You raise a number of great questions.
In Canada we said to have more sushi restaurants than in Japan ( just a joke).
We have had 3 sushi bars in Vancouver 1976. As of 2014 they say that there were 600.
California roll (avocado, Surimi and cucumber) and B.C. roll (BBQ salmon) were both invented in Vancouver. The largest Sushi expansion was due to business acumen of a Russian banker who worked in Japan for the Canadian CIBC bank. After him we now have a sushi bar in any supermarket now.
But please do not ask me how authentic they are. Majority of Sushi, considering that the original Sushi is the art of Edo Era in serving raw fish with vinegared or fermented rice, anything rolled out in rice can be called sushi. As a result we have sushi burgers and sushi burrito now.
Now we have thousands; one or two sushi and sashimi bars in every small town.
Apart from sushi, Chef Koji Kobayashi who hails from Osaka and is a great kaiseki artist runs a restaurant by the name Shokunin. Chef Masayoshi Baba’s small but great restaurant is Masayoshi. Junichi Ikematsu is from Kyoto but trained in France is behind the success of Jun 1. His Tuna Tataki is the best in town.
This is the answer to the other question.
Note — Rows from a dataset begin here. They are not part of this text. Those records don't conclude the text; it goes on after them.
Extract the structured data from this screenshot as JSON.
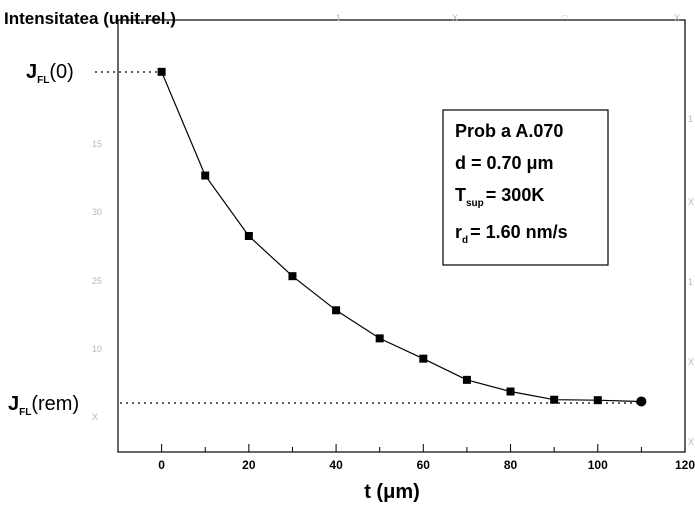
{
  "chart_data": {
    "type": "line",
    "title": "Intensitatea (unit.rel.)",
    "xlabel": "t (μm)",
    "ylabel": "",
    "xlim": [
      -10,
      120
    ],
    "ylim": [
      0,
      1
    ],
    "x_ticks": [
      {
        "value": 0,
        "label": "0"
      },
      {
        "value": 20,
        "label": "20"
      },
      {
        "value": 40,
        "label": "40"
      },
      {
        "value": 60,
        "label": "60"
      },
      {
        "value": 80,
        "label": "80"
      },
      {
        "value": 100,
        "label": "100"
      },
      {
        "value": 120,
        "label": "120"
      }
    ],
    "series": [
      {
        "marker": "square",
        "last_marker": "circle",
        "color": "#000000",
        "x": [
          0,
          10,
          20,
          30,
          40,
          50,
          60,
          70,
          80,
          90,
          100,
          110
        ],
        "y": [
          0.88,
          0.64,
          0.5,
          0.407,
          0.328,
          0.263,
          0.216,
          0.167,
          0.14,
          0.121,
          0.12,
          0.117
        ]
      }
    ],
    "reference_lines": [
      {
        "label_main": "J",
        "label_sub": "FL",
        "label_tail": "(0)",
        "y": 0.88
      },
      {
        "label_main": "J",
        "label_sub": "FL",
        "label_tail": "(rem)",
        "y": 0.117
      }
    ],
    "annotation_box": {
      "line1": "Prob a A.070",
      "line2": "d = 0.70 μm",
      "line3_main": "T",
      "line3_sub": "sup",
      "line3_tail": "= 300K",
      "line4_main": "r",
      "line4_sub": "d",
      "line4_tail": "= 1.60 nm/s"
    },
    "grid": false,
    "legend": "none"
  }
}
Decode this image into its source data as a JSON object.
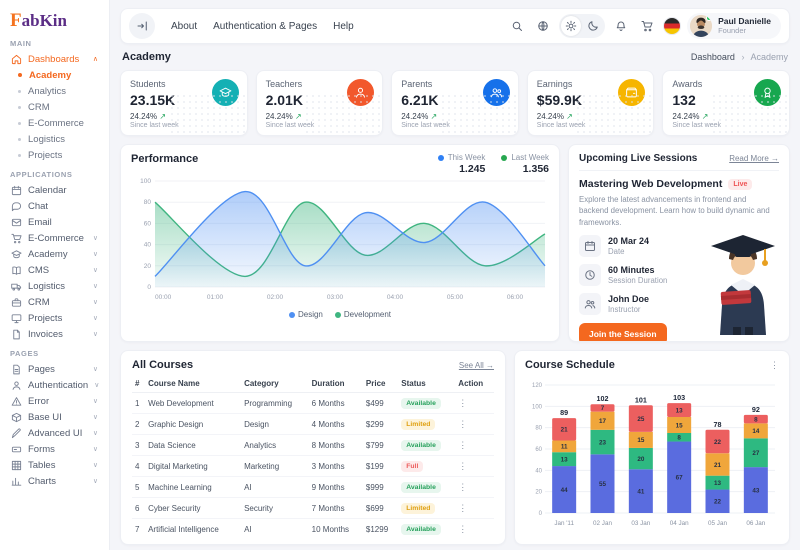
{
  "brand": {
    "first": "F",
    "rest": "abKin"
  },
  "ui": {
    "up_arrow": "↗",
    "kebab": "⋮",
    "chevron_up": "∧",
    "chevron_down": "∨"
  },
  "nav": {
    "menu": [
      "About",
      "Authentication & Pages",
      "Help"
    ],
    "icons_left": [
      "search",
      "globe"
    ],
    "theme_icons": [
      "sun",
      "moon"
    ],
    "theme_active": "sun",
    "icons_right": [
      "bell",
      "cart"
    ],
    "flag": "germany",
    "user": {
      "name": "Paul Danielle",
      "role": "Founder"
    }
  },
  "breadcrumb": {
    "title": "Academy",
    "root": "Dashboard",
    "sep": "›",
    "current": "Academy"
  },
  "sidebar": {
    "sections": {
      "main": "MAIN",
      "applications": "APPLICATIONS",
      "pages": "PAGES"
    },
    "dashboards": {
      "label": "Dashboards",
      "icon": "home",
      "children": [
        "Academy",
        "Analytics",
        "CRM",
        "E-Commerce",
        "Logistics",
        "Projects"
      ],
      "active_child": "Academy"
    },
    "applications": [
      {
        "label": "Calendar",
        "icon": "calendar",
        "expandable": false
      },
      {
        "label": "Chat",
        "icon": "chat",
        "expandable": false
      },
      {
        "label": "Email",
        "icon": "email",
        "expandable": false
      },
      {
        "label": "E-Commerce",
        "icon": "cart",
        "expandable": true
      },
      {
        "label": "Academy",
        "icon": "cap",
        "expandable": true
      },
      {
        "label": "CMS",
        "icon": "book",
        "expandable": true
      },
      {
        "label": "Logistics",
        "icon": "truck",
        "expandable": true
      },
      {
        "label": "CRM",
        "icon": "briefcase",
        "expandable": true
      },
      {
        "label": "Projects",
        "icon": "monitor",
        "expandable": true
      },
      {
        "label": "Invoices",
        "icon": "file",
        "expandable": true
      }
    ],
    "pages": [
      {
        "label": "Pages",
        "icon": "pages",
        "expandable": true
      },
      {
        "label": "Authentication",
        "icon": "user",
        "expandable": true
      },
      {
        "label": "Error",
        "icon": "alert",
        "expandable": true
      },
      {
        "label": "Base UI",
        "icon": "box",
        "expandable": true
      },
      {
        "label": "Advanced UI",
        "icon": "pen",
        "expandable": true
      },
      {
        "label": "Forms",
        "icon": "form",
        "expandable": true
      },
      {
        "label": "Tables",
        "icon": "grid",
        "expandable": true
      },
      {
        "label": "Charts",
        "icon": "chart",
        "expandable": true
      }
    ]
  },
  "stats": [
    {
      "label": "Students",
      "value": "23.15K",
      "delta": "24.24%",
      "sub": "Since last week",
      "icon": "cap",
      "color": "#14b0b4"
    },
    {
      "label": "Teachers",
      "value": "2.01K",
      "delta": "24.24%",
      "sub": "Since last week",
      "icon": "user",
      "color": "#f2582c"
    },
    {
      "label": "Parents",
      "value": "6.21K",
      "delta": "24.24%",
      "sub": "Since last week",
      "icon": "users",
      "color": "#1671ea"
    },
    {
      "label": "Earnings",
      "value": "$59.9K",
      "delta": "24.24%",
      "sub": "Since last week",
      "icon": "wallet",
      "color": "#f6b500"
    },
    {
      "label": "Awards",
      "value": "132",
      "delta": "24.24%",
      "sub": "Since last week",
      "icon": "award",
      "color": "#17a74f"
    }
  ],
  "live_sessions": {
    "title": "Upcoming Live Sessions",
    "link": "Read More →",
    "session": {
      "name": "Mastering Web Development",
      "badge": "Live",
      "description": "Explore the latest advancements in frontend and backend development. Learn how to build dynamic and frameworks.",
      "details": [
        {
          "icon": "calendar",
          "value": "20 Mar 24",
          "label": "Date"
        },
        {
          "icon": "clock",
          "value": "60 Minutes",
          "label": "Session Duration"
        },
        {
          "icon": "users",
          "value": "John Doe",
          "label": "Instructor"
        }
      ],
      "cta": "Join the Session"
    }
  },
  "courses": {
    "title": "All Courses",
    "link": "See All →",
    "columns": [
      "#",
      "Course Name",
      "Category",
      "Duration",
      "Price",
      "Status",
      "Action"
    ],
    "rows": [
      {
        "num": "1",
        "name": "Web Development",
        "category": "Programming",
        "duration": "6 Months",
        "price": "$499",
        "status": "Available"
      },
      {
        "num": "2",
        "name": "Graphic Design",
        "category": "Design",
        "duration": "4 Months",
        "price": "$299",
        "status": "Limited"
      },
      {
        "num": "3",
        "name": "Data Science",
        "category": "Analytics",
        "duration": "8 Months",
        "price": "$799",
        "status": "Available"
      },
      {
        "num": "4",
        "name": "Digital Marketing",
        "category": "Marketing",
        "duration": "3 Months",
        "price": "$199",
        "status": "Full"
      },
      {
        "num": "5",
        "name": "Machine Learning",
        "category": "AI",
        "duration": "9 Months",
        "price": "$999",
        "status": "Available"
      },
      {
        "num": "6",
        "name": "Cyber Security",
        "category": "Security",
        "duration": "7 Months",
        "price": "$699",
        "status": "Limited"
      },
      {
        "num": "7",
        "name": "Artificial Intelligence",
        "category": "AI",
        "duration": "10 Months",
        "price": "$1299",
        "status": "Available"
      }
    ],
    "status_colors": {
      "Available": {
        "bg": "#e7f6ee",
        "fg": "#27a15c"
      },
      "Limited": {
        "bg": "#fdf3da",
        "fg": "#dfa011"
      },
      "Full": {
        "bg": "#fdeaea",
        "fg": "#ec5b5b"
      }
    }
  },
  "chart_data": [
    {
      "type": "area",
      "title": "Performance",
      "legend_top": [
        {
          "label": "This Week",
          "value": "1.245",
          "color": "#2f80f5"
        },
        {
          "label": "Last Week",
          "value": "1.356",
          "color": "#27a750"
        }
      ],
      "xticks": [
        "00:00",
        "01:00",
        "02:00",
        "03:00",
        "04:00",
        "05:00",
        "06:00"
      ],
      "xlim": [
        0,
        6.5
      ],
      "ylim": [
        0,
        100
      ],
      "yticks": [
        0,
        20,
        40,
        60,
        80,
        100
      ],
      "grid": true,
      "legend_position": "bottom",
      "series": [
        {
          "name": "Development",
          "color": "#3fb580",
          "x": [
            0,
            1.5,
            2.5,
            3.5,
            4.5,
            5.5,
            6.5
          ],
          "values": [
            80,
            10,
            80,
            30,
            60,
            20,
            50
          ]
        },
        {
          "name": "Design",
          "color": "#4f90f2",
          "x": [
            0,
            1.5,
            2.5,
            3.5,
            4.5,
            5.5,
            6.5
          ],
          "values": [
            10,
            90,
            20,
            70,
            42,
            80,
            20
          ]
        }
      ]
    },
    {
      "type": "bar",
      "title": "Course Schedule",
      "stacked": true,
      "categories": [
        "Jan '11",
        "02 Jan",
        "03 Jan",
        "04 Jan",
        "05 Jan",
        "06 Jan"
      ],
      "ylim": [
        0,
        120
      ],
      "yticks": [
        0,
        20,
        40,
        60,
        80,
        100,
        120
      ],
      "grid": true,
      "series": [
        {
          "name": "blue",
          "color": "#5a6cdf",
          "values": [
            44,
            55,
            41,
            67,
            22,
            43
          ]
        },
        {
          "name": "green",
          "color": "#2eb981",
          "values": [
            13,
            23,
            20,
            8,
            13,
            27
          ]
        },
        {
          "name": "yellow",
          "color": "#f0a63b",
          "values": [
            11,
            17,
            15,
            15,
            21,
            14
          ]
        },
        {
          "name": "red",
          "color": "#ec5f5f",
          "values": [
            21,
            7,
            25,
            13,
            22,
            8
          ]
        }
      ],
      "totals": [
        89,
        102,
        101,
        103,
        78,
        92
      ]
    }
  ]
}
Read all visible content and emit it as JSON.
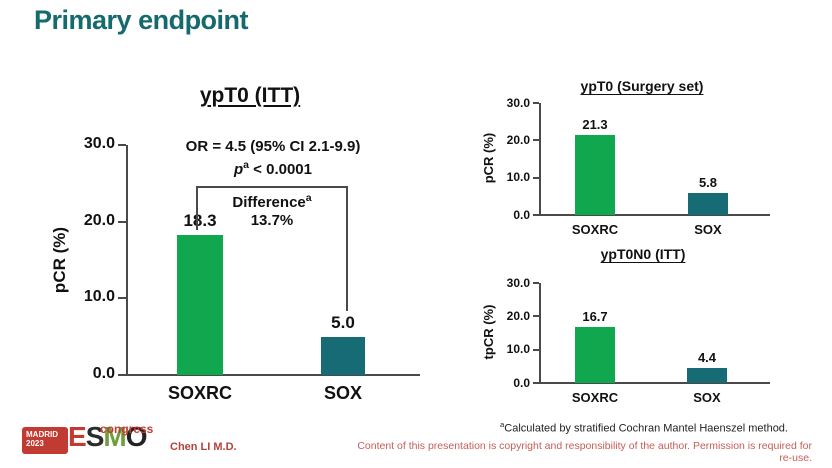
{
  "slide": {
    "title": "Primary endpoint"
  },
  "chart_data": [
    {
      "type": "bar",
      "title": "ypT0 (ITT)",
      "categories": [
        "SOXRC",
        "SOX"
      ],
      "values": [
        18.3,
        5.0
      ],
      "value_labels": [
        "18.3",
        "5.0"
      ],
      "ylabel": "pCR (%)",
      "ylim": [
        0,
        30
      ],
      "yticks": [
        "0.0",
        "10.0",
        "20.0",
        "30.0"
      ],
      "bar_colors": [
        "#10a74f",
        "#176b74"
      ],
      "grid": false,
      "annotations": {
        "or_line": "OR = 4.5 (95% CI 2.1-9.9)",
        "p_prefix": "p",
        "p_sup": "a",
        "p_rest": " < 0.0001",
        "difference_label": "Difference",
        "difference_sup": "a",
        "difference_value": "13.7%"
      }
    },
    {
      "type": "bar",
      "title": "ypT0 (Surgery set)",
      "categories": [
        "SOXRC",
        "SOX"
      ],
      "values": [
        21.3,
        5.8
      ],
      "value_labels": [
        "21.3",
        "5.8"
      ],
      "ylabel": "pCR (%)",
      "ylim": [
        0,
        30
      ],
      "yticks": [
        "0.0",
        "10.0",
        "20.0",
        "30.0"
      ],
      "bar_colors": [
        "#10a74f",
        "#176b74"
      ],
      "grid": false
    },
    {
      "type": "bar",
      "title": "ypT0N0 (ITT)",
      "categories": [
        "SOXRC",
        "SOX"
      ],
      "values": [
        16.7,
        4.4
      ],
      "value_labels": [
        "16.7",
        "4.4"
      ],
      "ylabel": "tpCR (%)",
      "ylim": [
        0,
        30
      ],
      "yticks": [
        "0.0",
        "10.0",
        "20.0",
        "30.0"
      ],
      "bar_colors": [
        "#10a74f",
        "#176b74"
      ],
      "grid": false
    }
  ],
  "footer": {
    "footnote_sup": "a",
    "footnote_text": "Calculated by stratified Cochran Mantel Haenszel method.",
    "author": "Chen LI M.D.",
    "disclaimer": "Content of this presentation is copyright and responsibility of the author. Permission is required for re-use."
  },
  "logo": {
    "city": "MADRID",
    "year": "2023",
    "letters": [
      "E",
      "S",
      "M",
      "O"
    ],
    "congress": "congress"
  },
  "colors": {
    "title_teal": "#156a6e",
    "bar_green": "#10a74f",
    "bar_teal": "#176b74",
    "logo_red": "#c23b33",
    "disclaimer_red": "#c75d58",
    "author_red": "#b5413c",
    "letter_colors": [
      "#c23b33",
      "#2b2b2b",
      "#6f9e3e",
      "#222222"
    ]
  }
}
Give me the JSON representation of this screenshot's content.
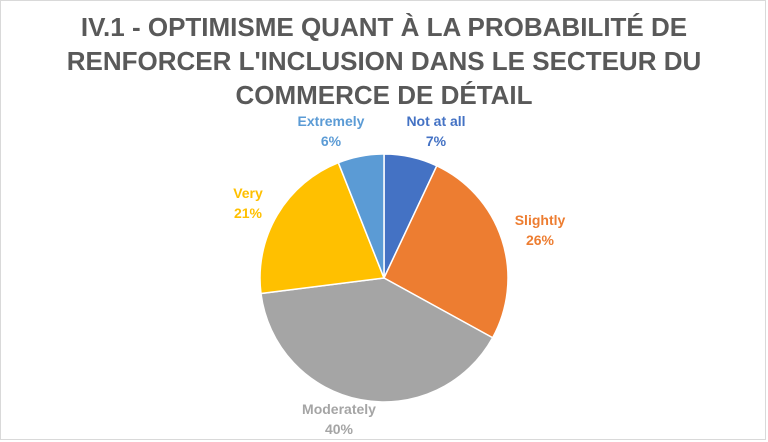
{
  "chart_data": {
    "type": "pie",
    "title_lines": [
      "IV.1 - OPTIMISME QUANT À LA PROBABILITÉ DE",
      "RENFORCER L'INCLUSION DANS LE SECTEUR DU",
      "COMMERCE DE DÉTAIL"
    ],
    "slices": [
      {
        "label": "Not at all",
        "value": 7,
        "pct_label": "7%",
        "color": "#4472C4"
      },
      {
        "label": "Slightly",
        "value": 26,
        "pct_label": "26%",
        "color": "#ED7D31"
      },
      {
        "label": "Moderately",
        "value": 40,
        "pct_label": "40%",
        "color": "#A5A5A5"
      },
      {
        "label": "Very",
        "value": 21,
        "pct_label": "21%",
        "color": "#FFC000"
      },
      {
        "label": "Extremely",
        "value": 6,
        "pct_label": "6%",
        "color": "#5B9BD5"
      }
    ],
    "start_angle_deg": 0,
    "direction": "clockwise",
    "legend": "none",
    "data_labels": "outside"
  }
}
There are very sad stories, some of which have become award winning books and movies, of the original Japanese migrants who arrived at the turn of the century. In 1942, internment of Japanese Canadians occurred when over 22,000 Japanese Canadians, comprising over 90 percent of the total Japanese Canadian population, from British Columbia were evacuated and interned in the name of “national security”.
This a video by David Suzuki
https://www.youtube.com/watch?v=C8TQTuMqM9g
Irrespective, in in1960s more Japanese have arrived after immigration reforms initiated by then prime minister Pierre Elliott Trudeau, the father of the current Prime Minister Justin Trudeau. We currently have about 130,000 Canadians of Japanese origin.
In their own respective fields Joy Kogawa, David Suzuki, Tom Shoyama, Raymond Moriyama, Jon Kimura-Parker, Takao Tanabe, Richard Ikeda, Irene Uchida, Marika Omatsu, and Linda Ohama are some of who contributed Canada what it is to be, today. I personally respect David Suzuki so much due to his efforts to save the environment.
This is a handai from Sasakawa family, a pioneering Japanese family in Vancouver, to me that I treasure so much.
Answer to the last question.
I personally believe, that majority of what we eat here as sushi are really Kim Bup, the Korean version of Sushi. These are the reason why. Many people do not know here how to make perfect sushi rice. ( su=Vinegar Shi=rice). Kim Bup is plain rice and only cooked spiced food. Dyed horseradish in green food colouring here is called Nabida or Wasabi. They hold one chopstick (one of your worst table etiquette)to mix soy sauce with wasabi to make a dipping sauce for sushi.
I hope I gave you sufficient laughing stock for days.
Arigato Domo and Sayonara for now. Till we meet again.